A high-severity OpenClaw vulnerability codenamed ClawJacked allowed attacker-controlled websites to connect to a local OpenClaw gateway, brute-force its password, auto-register as a trusted device, and fully control AI agents. OpenClaw issued a patch in version 2026.2.25, but malicious skills on ClawHub have been used to deliver Atomic Stealer and other scams, prompting recommendations to update, audit skills, and isolate agent runtimes. #ClawJacked #AtomicStealer
Keypoints
- The ClawJacked flaw let JavaScript on malicious sites open localhost WebSocket connections and brute-force the OpenClaw gateway password.

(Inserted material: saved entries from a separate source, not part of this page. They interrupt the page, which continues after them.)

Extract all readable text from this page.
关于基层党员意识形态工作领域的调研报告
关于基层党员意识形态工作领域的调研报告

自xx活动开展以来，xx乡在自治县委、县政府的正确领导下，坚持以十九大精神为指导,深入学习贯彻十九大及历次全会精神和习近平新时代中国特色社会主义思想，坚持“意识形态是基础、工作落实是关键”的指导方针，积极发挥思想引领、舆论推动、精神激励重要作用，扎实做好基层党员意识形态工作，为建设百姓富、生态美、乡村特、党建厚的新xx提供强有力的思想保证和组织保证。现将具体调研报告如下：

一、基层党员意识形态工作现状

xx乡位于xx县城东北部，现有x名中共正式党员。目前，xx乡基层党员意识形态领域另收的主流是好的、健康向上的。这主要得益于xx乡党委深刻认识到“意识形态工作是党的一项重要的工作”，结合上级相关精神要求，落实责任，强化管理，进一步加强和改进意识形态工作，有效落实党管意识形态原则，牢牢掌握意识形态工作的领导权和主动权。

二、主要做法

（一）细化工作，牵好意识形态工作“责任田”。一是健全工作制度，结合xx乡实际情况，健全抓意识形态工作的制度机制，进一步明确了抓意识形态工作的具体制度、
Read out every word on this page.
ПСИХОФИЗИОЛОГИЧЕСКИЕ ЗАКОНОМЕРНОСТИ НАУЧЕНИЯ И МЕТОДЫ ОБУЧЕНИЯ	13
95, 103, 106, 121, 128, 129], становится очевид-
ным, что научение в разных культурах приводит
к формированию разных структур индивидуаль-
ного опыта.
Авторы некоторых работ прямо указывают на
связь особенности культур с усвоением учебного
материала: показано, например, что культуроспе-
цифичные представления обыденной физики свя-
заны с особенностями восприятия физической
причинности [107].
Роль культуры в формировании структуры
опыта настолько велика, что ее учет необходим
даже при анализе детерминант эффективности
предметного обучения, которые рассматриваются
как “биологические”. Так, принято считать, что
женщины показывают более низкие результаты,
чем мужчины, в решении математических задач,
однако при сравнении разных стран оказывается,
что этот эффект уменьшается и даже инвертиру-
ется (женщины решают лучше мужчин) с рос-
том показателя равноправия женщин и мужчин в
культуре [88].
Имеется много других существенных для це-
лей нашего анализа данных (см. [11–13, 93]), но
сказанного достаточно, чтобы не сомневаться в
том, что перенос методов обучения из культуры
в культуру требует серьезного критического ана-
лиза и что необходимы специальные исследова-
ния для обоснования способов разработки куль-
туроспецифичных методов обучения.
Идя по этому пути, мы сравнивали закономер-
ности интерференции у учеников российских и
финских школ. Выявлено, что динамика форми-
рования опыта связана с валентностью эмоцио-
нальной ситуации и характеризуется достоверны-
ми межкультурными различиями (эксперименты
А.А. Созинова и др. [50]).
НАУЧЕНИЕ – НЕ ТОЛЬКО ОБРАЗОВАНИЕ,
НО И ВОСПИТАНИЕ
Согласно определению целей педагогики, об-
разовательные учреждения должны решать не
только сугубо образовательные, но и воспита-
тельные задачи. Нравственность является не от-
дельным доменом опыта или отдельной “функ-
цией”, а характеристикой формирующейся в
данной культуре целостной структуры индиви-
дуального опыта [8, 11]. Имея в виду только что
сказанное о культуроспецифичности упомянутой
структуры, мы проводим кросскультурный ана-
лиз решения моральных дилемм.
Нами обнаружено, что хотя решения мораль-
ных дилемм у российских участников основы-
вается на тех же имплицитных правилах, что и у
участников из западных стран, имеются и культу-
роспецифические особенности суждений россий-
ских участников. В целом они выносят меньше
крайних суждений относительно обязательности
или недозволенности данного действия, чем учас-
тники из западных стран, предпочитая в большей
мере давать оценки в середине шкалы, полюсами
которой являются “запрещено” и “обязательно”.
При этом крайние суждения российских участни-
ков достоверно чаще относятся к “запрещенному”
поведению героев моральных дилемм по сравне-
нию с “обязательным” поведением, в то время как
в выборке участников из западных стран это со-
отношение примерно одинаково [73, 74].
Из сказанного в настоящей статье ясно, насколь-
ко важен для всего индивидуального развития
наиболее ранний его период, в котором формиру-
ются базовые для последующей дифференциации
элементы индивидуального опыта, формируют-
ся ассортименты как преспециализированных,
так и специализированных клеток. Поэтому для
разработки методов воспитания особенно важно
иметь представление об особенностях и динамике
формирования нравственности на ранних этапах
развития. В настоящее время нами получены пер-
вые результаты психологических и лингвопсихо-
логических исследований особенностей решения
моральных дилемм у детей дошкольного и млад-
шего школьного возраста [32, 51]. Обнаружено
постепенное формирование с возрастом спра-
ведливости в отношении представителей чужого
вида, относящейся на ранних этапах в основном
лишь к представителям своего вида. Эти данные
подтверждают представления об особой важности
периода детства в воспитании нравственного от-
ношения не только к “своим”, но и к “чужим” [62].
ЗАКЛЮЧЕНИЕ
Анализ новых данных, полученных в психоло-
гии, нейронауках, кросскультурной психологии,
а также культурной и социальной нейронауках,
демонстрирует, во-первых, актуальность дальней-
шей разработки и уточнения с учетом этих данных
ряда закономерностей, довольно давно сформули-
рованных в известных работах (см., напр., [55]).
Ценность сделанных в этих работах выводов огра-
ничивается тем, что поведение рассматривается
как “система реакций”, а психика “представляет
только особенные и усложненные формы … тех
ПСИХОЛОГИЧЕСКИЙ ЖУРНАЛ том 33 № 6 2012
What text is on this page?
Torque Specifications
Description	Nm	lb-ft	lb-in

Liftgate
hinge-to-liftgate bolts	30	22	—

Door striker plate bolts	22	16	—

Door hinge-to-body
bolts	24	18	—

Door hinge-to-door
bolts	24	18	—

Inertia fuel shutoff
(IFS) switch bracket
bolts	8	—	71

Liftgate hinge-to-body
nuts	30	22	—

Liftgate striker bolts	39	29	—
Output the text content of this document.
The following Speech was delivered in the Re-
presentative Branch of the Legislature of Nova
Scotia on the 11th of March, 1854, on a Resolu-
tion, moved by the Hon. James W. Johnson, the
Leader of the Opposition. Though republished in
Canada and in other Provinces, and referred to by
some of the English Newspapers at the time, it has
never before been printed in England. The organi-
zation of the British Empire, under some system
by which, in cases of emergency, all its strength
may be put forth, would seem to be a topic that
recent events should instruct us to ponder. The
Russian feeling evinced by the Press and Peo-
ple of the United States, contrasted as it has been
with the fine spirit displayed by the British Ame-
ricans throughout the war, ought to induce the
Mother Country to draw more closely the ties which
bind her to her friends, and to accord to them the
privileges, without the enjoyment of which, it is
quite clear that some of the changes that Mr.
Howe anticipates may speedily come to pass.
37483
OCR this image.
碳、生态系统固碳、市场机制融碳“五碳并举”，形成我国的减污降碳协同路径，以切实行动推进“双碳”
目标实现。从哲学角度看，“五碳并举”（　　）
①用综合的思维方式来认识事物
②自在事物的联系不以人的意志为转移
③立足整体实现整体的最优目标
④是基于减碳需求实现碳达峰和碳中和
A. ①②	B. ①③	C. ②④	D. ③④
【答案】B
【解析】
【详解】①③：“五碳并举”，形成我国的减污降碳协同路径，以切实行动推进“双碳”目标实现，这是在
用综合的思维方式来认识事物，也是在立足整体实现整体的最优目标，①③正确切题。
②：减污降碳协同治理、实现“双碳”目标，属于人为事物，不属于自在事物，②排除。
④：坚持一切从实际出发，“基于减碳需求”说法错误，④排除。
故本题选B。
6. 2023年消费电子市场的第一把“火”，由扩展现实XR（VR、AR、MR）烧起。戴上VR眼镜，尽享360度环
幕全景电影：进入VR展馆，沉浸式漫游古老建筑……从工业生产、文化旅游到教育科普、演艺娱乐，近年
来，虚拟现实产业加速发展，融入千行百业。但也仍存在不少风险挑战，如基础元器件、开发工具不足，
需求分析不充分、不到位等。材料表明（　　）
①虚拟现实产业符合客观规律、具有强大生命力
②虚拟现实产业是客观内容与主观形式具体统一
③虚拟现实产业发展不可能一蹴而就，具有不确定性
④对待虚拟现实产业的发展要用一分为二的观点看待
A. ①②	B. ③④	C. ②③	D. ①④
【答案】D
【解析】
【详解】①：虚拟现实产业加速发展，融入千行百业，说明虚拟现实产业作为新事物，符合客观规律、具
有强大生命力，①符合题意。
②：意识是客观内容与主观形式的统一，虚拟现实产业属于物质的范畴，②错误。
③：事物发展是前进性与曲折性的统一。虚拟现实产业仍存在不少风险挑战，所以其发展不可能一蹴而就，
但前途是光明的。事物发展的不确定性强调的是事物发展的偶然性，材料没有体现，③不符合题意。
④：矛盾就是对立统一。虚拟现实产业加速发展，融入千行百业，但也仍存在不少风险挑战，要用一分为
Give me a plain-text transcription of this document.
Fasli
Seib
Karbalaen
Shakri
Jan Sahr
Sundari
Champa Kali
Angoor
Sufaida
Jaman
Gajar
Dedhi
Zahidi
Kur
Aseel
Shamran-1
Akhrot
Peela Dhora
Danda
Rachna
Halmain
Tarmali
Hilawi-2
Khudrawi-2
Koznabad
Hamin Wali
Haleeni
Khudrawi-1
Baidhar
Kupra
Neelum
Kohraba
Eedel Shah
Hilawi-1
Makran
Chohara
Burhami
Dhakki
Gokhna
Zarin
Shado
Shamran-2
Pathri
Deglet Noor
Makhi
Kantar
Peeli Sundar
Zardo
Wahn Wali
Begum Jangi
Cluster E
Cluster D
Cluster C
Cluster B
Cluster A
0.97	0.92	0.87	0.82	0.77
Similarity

- After authentication, attackers could auto-register as trusted devices and gain full control of AI agents, including dumping configs and reading logs.
- OpenClaw patched the gateway exploit in 2026.2.25 and earlier fixed a log-poisoning issue in 2026.2.13; multiple other CVEs were addressed across recent releases.
- ClawHub-hosted malicious skills have been used to deliver Atomic Stealer and to run cryptocurrency supply-chain scams via agent-to-agent attacks like bob-p2p-beta.
- Users should apply updates, audit and vet skills before installing, avoid exposing runtimes publicly, and run agent frameworks only in isolated environments with limited credentials.